Yani okyanusların yüzeyi, ana ekseni aya dönük bir elipsoid gibidir. Dünya kendi ekseni etrafında döner. Bu nedenle, bir gelgit dalgası okyanusun yüzeyi boyunca Dünya'nın dönüş yönüne doğru hareket eder. Kıyıya yaklaştığında gelgit başlar. Bazı yerlerde su seviyesi 18 metreye kadar çıkıyor. Sonra gelgit dalgası ayrılır ve gelgit çekilmeye başlar. Okyanustaki su seviyesi ortalama olarak 12 saatlik bir süre boyunca dalgalanır. 25dk (yarım ay günü).

Bu basit resim, Güneş'in eşzamanlı gelgit oluşturma hareketi, suyun sürtünmesi, kıtaların direnci, okyanus kıyılarının ve kıyı bölgelerindeki diplerin konfigürasyonunun karmaşıklığı ve diğer bazı kısmi etkiler tarafından büyük ölçüde çarpıtılmıştır.
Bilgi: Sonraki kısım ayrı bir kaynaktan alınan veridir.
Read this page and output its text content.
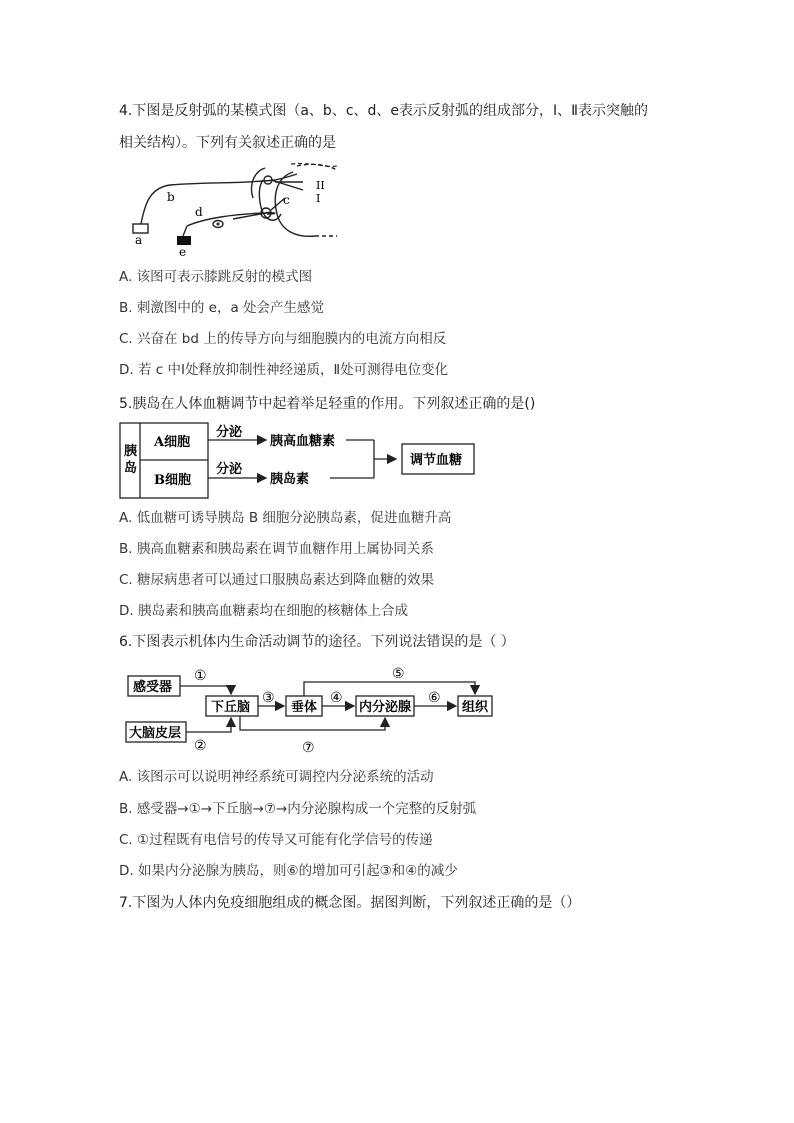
4.下图是反射弧的某模式图（a、b、c、d、e表示反射弧的组成部分，Ⅰ、Ⅱ表示突触的
相关结构）。下列有关叙述正确的是
a
b	c
d
e
II
I
A. 该图可表示膝跳反射的模式图
B. 刺激图中的 e，a 处会产生感觉
C. 兴奋在 bd 上的传导方向与细胞膜内的电流方向相反
D. 若 c 中Ⅰ处释放抑制性神经递质，Ⅱ处可测得电位变化
5.胰岛在人体血糖调节中起着举足轻重的作用。下列叙述正确的是()
胰
岛
A细胞
B细胞
分泌
分泌
胰高血糖素
胰岛素
调节血糖
A. 低血糖可诱导胰岛 B 细胞分泌胰岛素，促进血糖升高
B. 胰高血糖素和胰岛素在调节血糖作用上属协同关系
C. 糖尿病患者可以通过口服胰岛素达到降血糖的效果
D. 胰岛素和胰高血糖素均在细胞的核糖体上合成
6.下图表示机体内生命活动调节的途径。下列说法错误的是（ ）
感受器
大脑皮层
下丘脑	垂体	内分泌腺	组织
①
②
③	④
⑤
⑥
⑦
A. 该图示可以说明神经系统可调控内分泌系统的活动
B. 感受器→①→下丘脑→⑦→内分泌腺构成一个完整的反射弧
C. ①过程既有电信号的传导又可能有化学信号的传递
D. 如果内分泌腺为胰岛，则⑥的增加可引起③和④的减少
7.下图为人体内免疫细胞组成的概念图。据图判断，下列叙述正确的是（）
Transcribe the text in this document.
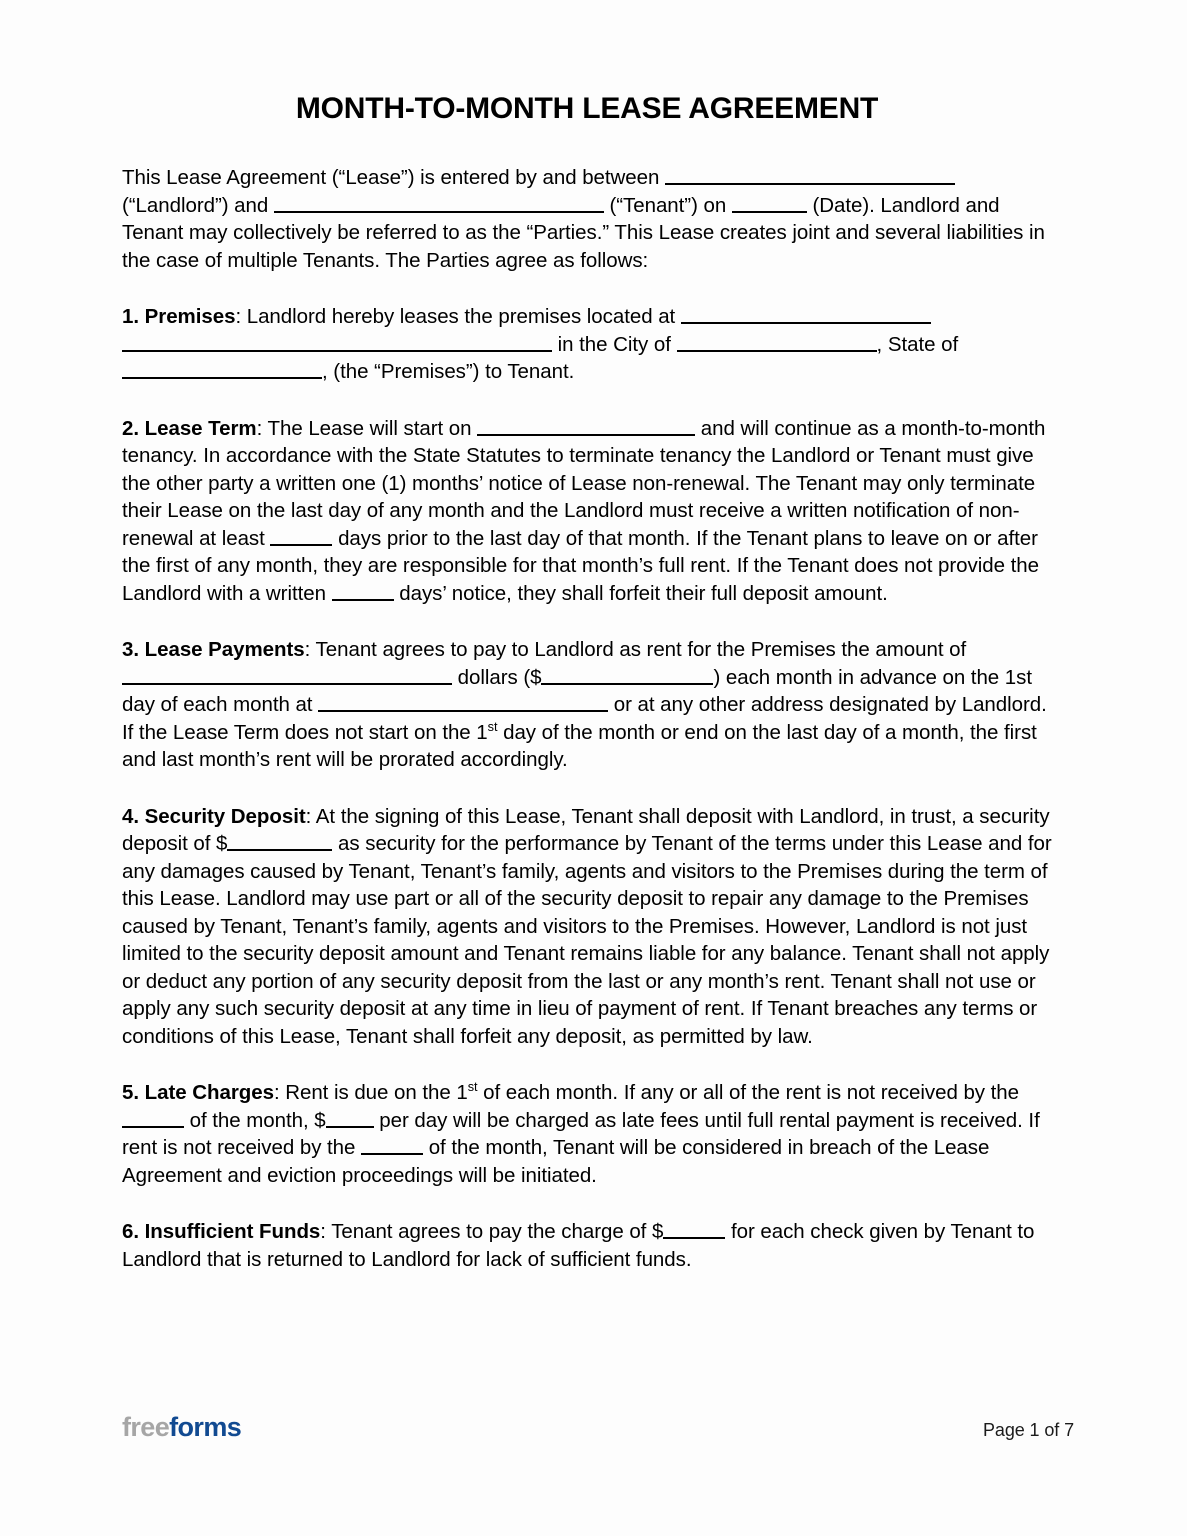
MONTH-TO-MONTH LEASE AGREEMENT

This Lease Agreement (“Lease”) is entered by and between  (“Landlord”) and	(“Tenant”) on	(Date). Landlord and Tenant may collectively be referred to as the “Parties.” This Lease creates joint and several liabilities in the case of multiple Tenants. The Parties agree as follows:

1. Premises: Landlord hereby leases the premises located at   in the City of	, State of , (the “Premises”) to Tenant.

2. Lease Term: The Lease will start on	and will continue as a month-to-month tenancy. In accordance with the State Statutes to terminate tenancy the Landlord or Tenant must give the other party a written one (1) months’ notice of Lease non-renewal. The Tenant may only terminate their Lease on the last day of any month and the Landlord must receive a written notification of non-renewal at least	days prior to the last day of that month. If the Tenant plans to leave on or after the first of any month, they are responsible for that month’s full rent. If the Tenant does not provide the Landlord with a written	days’ notice, they shall forfeit their full deposit amount.

3. Lease Payments: Tenant agrees to pay to Landlord as rent for the Premises the amount of  dollars ($	) each month in advance on the 1st day of each month at	or at any other address designated by Landlord. If the Lease Term does not start on the 1st day of the month or end on the last day of a month, the first and last month’s rent will be prorated accordingly.

4. Security Deposit: At the signing of this Lease, Tenant shall deposit with Landlord, in trust, a security deposit of $	as security for the performance by Tenant of the terms under this Lease and for any damages caused by Tenant, Tenant’s family, agents and visitors to the Premises during the term of this Lease. Landlord may use part or all of the security deposit to repair any damage to the Premises caused by Tenant, Tenant’s family, agents and visitors to the Premises. However, Landlord is not just limited to the security deposit amount and Tenant remains liable for any balance. Tenant shall not apply or deduct any portion of any security deposit from the last or any month’s rent. Tenant shall not use or apply any such security deposit at any time in lieu of payment of rent. If Tenant breaches any terms or conditions of this Lease, Tenant shall forfeit any deposit, as permitted by law.

5. Late Charges: Rent is due on the 1st of each month. If any or all of the rent is not received by the  of the month, $ per day will be charged as late fees until full rental payment is received. If rent is not received by the	of the month, Tenant will be considered in breach of the Lease Agreement and eviction proceedings will be initiated.

6. Insufficient Funds: Tenant agrees to pay the charge of $	for each check given by Tenant to Landlord that is returned to Landlord for lack of sufficient funds.

freeforms	Page 1 of 7
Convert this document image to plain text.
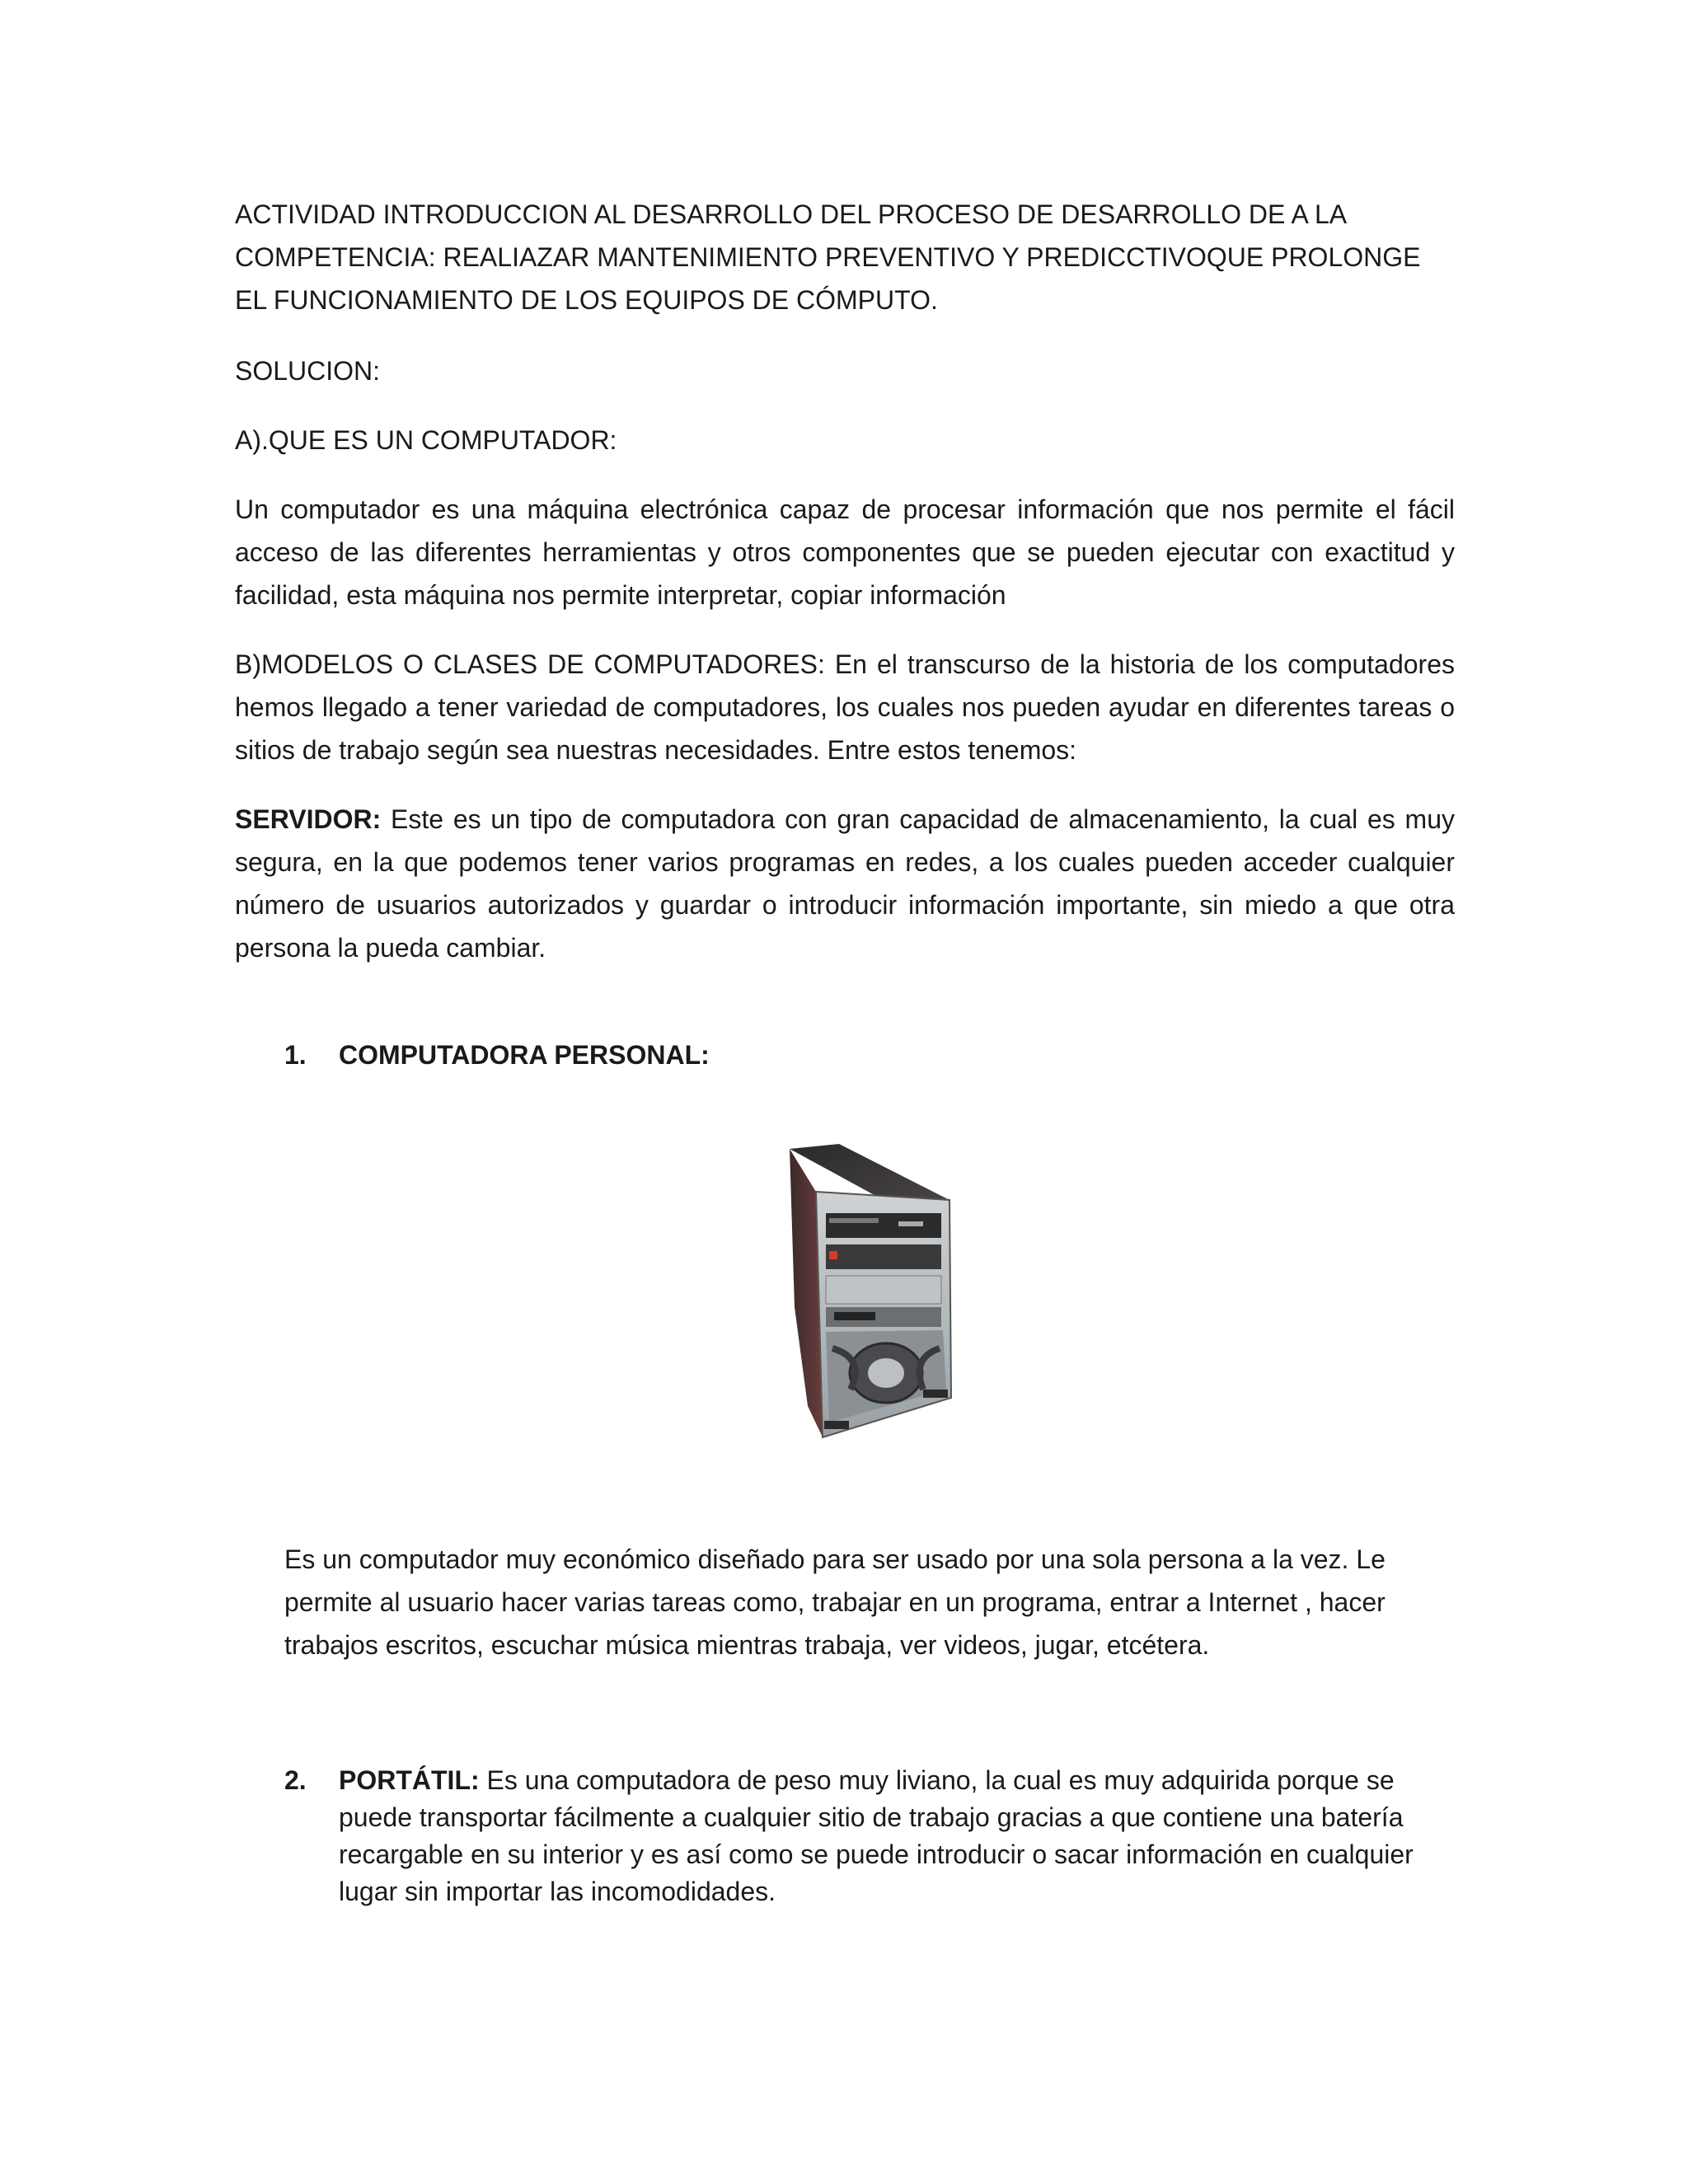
ACTIVIDAD INTRODUCCION AL DESARROLLO DEL PROCESO DE DESARROLLO DE A LA COMPETENCIA: REALIAZAR MANTENIMIENTO PREVENTIVO Y PREDICCTIVOQUE PROLONGE EL FUNCIONAMIENTO DE LOS EQUIPOS DE CÓMPUTO.

SOLUCION:

A).QUE ES UN COMPUTADOR:

Un computador es una máquina electrónica capaz de procesar información que nos permite el fácil acceso de las diferentes herramientas y otros componentes que se pueden ejecutar con exactitud y facilidad, esta máquina nos permite interpretar, copiar información

B)MODELOS O CLASES DE COMPUTADORES: En el transcurso de la historia de los computadores hemos llegado a tener variedad de computadores, los cuales nos pueden ayudar en diferentes tareas o sitios de trabajo según sea nuestras necesidades. Entre estos tenemos:

SERVIDOR: Este es un tipo de computadora con gran capacidad de almacenamiento, la cual es muy segura, en la que podemos tener varios programas en redes, a los cuales pueden acceder cualquier número de usuarios autorizados y guardar o introducir información importante, sin miedo a que otra persona la pueda cambiar.

1. COMPUTADORA PERSONAL:

Es un computador muy económico diseñado para ser usado por una sola persona a la vez. Le permite al usuario hacer varias tareas como, trabajar en un programa, entrar a Internet , hacer trabajos escritos, escuchar música mientras trabaja, ver videos, jugar, etcétera.

2. PORTÁTIL: Es una computadora de peso muy liviano, la cual es muy adquirida porque se puede transportar fácilmente a cualquier sitio de trabajo gracias a que contiene una batería recargable en su interior y es así como se puede introducir o sacar información en cualquier lugar sin importar las incomodidades.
Gelgit dalgasının Dünya'nın dönüşünü yavaşlatması önemlidir.

Ancak etkisi çok küçüktür. 100 yıl sonra gün saniyenin binde biri kadar artar. Ancak milyarlarca yıl boyunca hareket eden fren kuvvetleri, Dünya'nın her zaman bir tarafta Ay'a dönmesine ve Dünya'nın günlerinin eşitlenmesine yol açacaktır. kameri ay. Bu zaten Luna'ya oldu. Ay o kadar yavaşlar ki sürekli bir tarafı Dünya'ya dönüktür. Ayın uzak tarafına "bakmak" için etrafına bir uzay aracı göndermek gerekiyordu.

Sir Isaac Newton azalan yıllarında nasıl keşfettiğini anlattı yerçekimi kanunu.

Ne zaman genç Isaac bahçede elma ağaçlarının arasında yürüdü ailesinin malikanesinde, gündüz gökyüzünde ayı gördü. Ve yanında, bir elma yere düştü ve bir dalı kırdı.

Newton aynı zamanda hareket yasaları üzerinde çalıştığı için, elmanın Dünya'nın yerçekimi alanının etkisi altına düştüğünü zaten biliyordu. Ve Ay'ın sadece gökyüzünde olmadığını, Dünya'nın etrafında bir yörüngede döndüğünü ve bu nedenle, yörüngeden çıkıp düz bir çizgide uçup gitmesini engelleyen bir tür kuvvetten etkilendiğini biliyordu. uzaya. Belki de aynı kuvvetin elmayı dünyaya düşürdüğü ve ayın Dünya yörüngesinde kaldığı fikri ona burada geldi.

Newton'dan önce, bilim adamları iki tür yerçekimi olduğuna inanıyorlardı: karasal yerçekimi (Dünya üzerinde hareket eden) ve göksel yerçekimi (cennette hareket eden). Bu fikir, o zamanın insanlarının zihnine sağlam bir şekilde yerleşmişti.

Newton'un tezahürü, bu iki tür yerçekimini zihninde birleştirmesiydi. O tarihi andan itibaren, Dünya'nın ve Evrenin geri kalanının yapay ve yanlış bölünmesi ortadan kalktı.

Ve böylece doğanın evrensel yasalarından biri olan evrensel çekim yasası keşfedildi. Yasaya göre, tüm maddi cisimler birbirini çeker ve yerçekimi kuvvetinin büyüklüğü cisimlerin kimyasal ve fiziksel özelliklerine, hareketlerinin durumuna, cisimlerin bulunduğu ortamın özelliklerine bağlı değildir. . Dünyadaki yerçekimi, her şeyden önce, herhangi bir maddi cismin Dünya tarafından çekilmesinin bir sonucu olan yerçekiminin varlığında kendini gösterir. Bununla ilgili terim "yerçekimi" (lat. gravitas - yerçekiminden) , "yerçekimi" terimine eşdeğerdir.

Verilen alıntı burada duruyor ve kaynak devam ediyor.